[scald=108089:sdl_editor_representation]PARIS (Reuters) - François Bayrou, qui échoue pour l'heure à retrouver la dynamique de 2007, s'est efforcé dimanche de relancer sa campagne pour l'élection présidentielle en se présentant comme le candidat "de l'espoir" face à l'UMP et au Parti socialiste qui "ont endormi le peuple français".

Le candidat centriste, qui oscille entre 12% et 15% dans les intentions de vote pour le premier tour, a fait salle comble dimanche pour son premier grand meeting, au Zénith de Paris, prévu pour accueillir 6.000 personnes.

A la même époque en 2007, il atteignait autour de 19% dans les sondages, score qui fut le sien au premier tour (18,57%) et fit de lui le "troisième homme" inattendu du scrutin.

François Bayrou, qui se présente comme un Béarnais à "la tête dure", est convaincu de pouvoir figurer au second tour. Reste à convertir une popularité au zénith dans les enquêtes "qualitatives" (70% d'opinions favorables dans le dernier baromètre Ifop-Paris Match) en intentions de vote.

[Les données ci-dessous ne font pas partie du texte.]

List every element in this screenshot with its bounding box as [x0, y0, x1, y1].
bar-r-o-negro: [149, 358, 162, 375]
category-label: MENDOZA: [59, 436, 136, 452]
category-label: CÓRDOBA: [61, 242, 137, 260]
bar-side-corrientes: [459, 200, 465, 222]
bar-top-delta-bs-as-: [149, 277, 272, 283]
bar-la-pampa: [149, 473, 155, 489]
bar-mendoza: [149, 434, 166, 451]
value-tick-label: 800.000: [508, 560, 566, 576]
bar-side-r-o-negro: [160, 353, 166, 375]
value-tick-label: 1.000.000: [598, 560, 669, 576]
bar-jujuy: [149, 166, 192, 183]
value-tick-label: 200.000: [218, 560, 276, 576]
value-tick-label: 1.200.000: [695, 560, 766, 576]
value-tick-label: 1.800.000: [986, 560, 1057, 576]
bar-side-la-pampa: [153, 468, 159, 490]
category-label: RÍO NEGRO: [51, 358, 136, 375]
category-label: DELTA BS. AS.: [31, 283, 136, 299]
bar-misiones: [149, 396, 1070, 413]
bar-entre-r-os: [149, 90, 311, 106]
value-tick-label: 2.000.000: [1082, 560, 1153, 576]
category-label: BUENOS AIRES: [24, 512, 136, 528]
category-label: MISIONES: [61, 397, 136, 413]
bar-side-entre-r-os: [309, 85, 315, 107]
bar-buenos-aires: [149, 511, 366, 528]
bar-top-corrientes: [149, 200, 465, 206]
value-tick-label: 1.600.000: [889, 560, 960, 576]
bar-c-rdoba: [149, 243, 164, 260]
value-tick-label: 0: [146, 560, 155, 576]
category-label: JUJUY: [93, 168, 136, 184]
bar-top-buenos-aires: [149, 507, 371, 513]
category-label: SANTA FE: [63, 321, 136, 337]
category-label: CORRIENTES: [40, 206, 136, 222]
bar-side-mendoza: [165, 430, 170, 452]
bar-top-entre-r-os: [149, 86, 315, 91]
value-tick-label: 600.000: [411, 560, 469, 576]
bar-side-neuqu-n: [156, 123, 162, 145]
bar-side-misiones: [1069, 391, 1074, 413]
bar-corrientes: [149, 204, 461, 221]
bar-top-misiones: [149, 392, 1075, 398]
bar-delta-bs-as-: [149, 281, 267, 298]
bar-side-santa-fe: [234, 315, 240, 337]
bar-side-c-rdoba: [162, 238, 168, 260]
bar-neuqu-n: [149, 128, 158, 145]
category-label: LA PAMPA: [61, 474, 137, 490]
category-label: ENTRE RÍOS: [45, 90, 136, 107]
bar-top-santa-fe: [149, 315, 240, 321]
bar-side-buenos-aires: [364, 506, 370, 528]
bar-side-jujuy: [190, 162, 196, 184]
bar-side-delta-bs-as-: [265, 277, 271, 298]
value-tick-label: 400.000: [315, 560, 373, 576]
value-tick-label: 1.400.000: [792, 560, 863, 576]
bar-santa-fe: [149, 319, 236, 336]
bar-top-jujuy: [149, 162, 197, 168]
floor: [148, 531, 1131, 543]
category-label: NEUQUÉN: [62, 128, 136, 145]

"Je suis venu vous parler d'espoir", a déclaré le dirigeant centriste en préambule d'un discours de près de deux heures. "D'un espoir en dur, d'un espoir solide, pas d'un espoir qui ment".

"Depuis 15, 20 et 30 ans les deux mêmes partis, l'UMP et le PS dominent le pouvoir. (...) Ils ont endormi le peuple français en refusant de regarder en face la réalité de notre situation. Il n'y a pas d'espoir du côté de chez eux", a-t-il souligné.

Prônant "le choix du courage", il a de nouveau décliné son "plan réaliste et ambitieux" pour un retour à l'équilibre des finances publiques de la France dès 2016 via 50 milliards d'euros d'économies sur les dépenses et 50 milliards de recettes nouvelles en trois années budgétaires et demie.

"UNE MONTÉE DES PÉRILS"

Au chapitre des recettes, François Bayrou propose notamment le relèvement d'un point du taux de TVA en 2012, d'un point supplémentaire en 2014 en l'absence de croissance, la création d'une tranche d'imposition à 50% pour les hauts revenus et de porter la tranche à 41% de l'impôt sur le revenu à 45%.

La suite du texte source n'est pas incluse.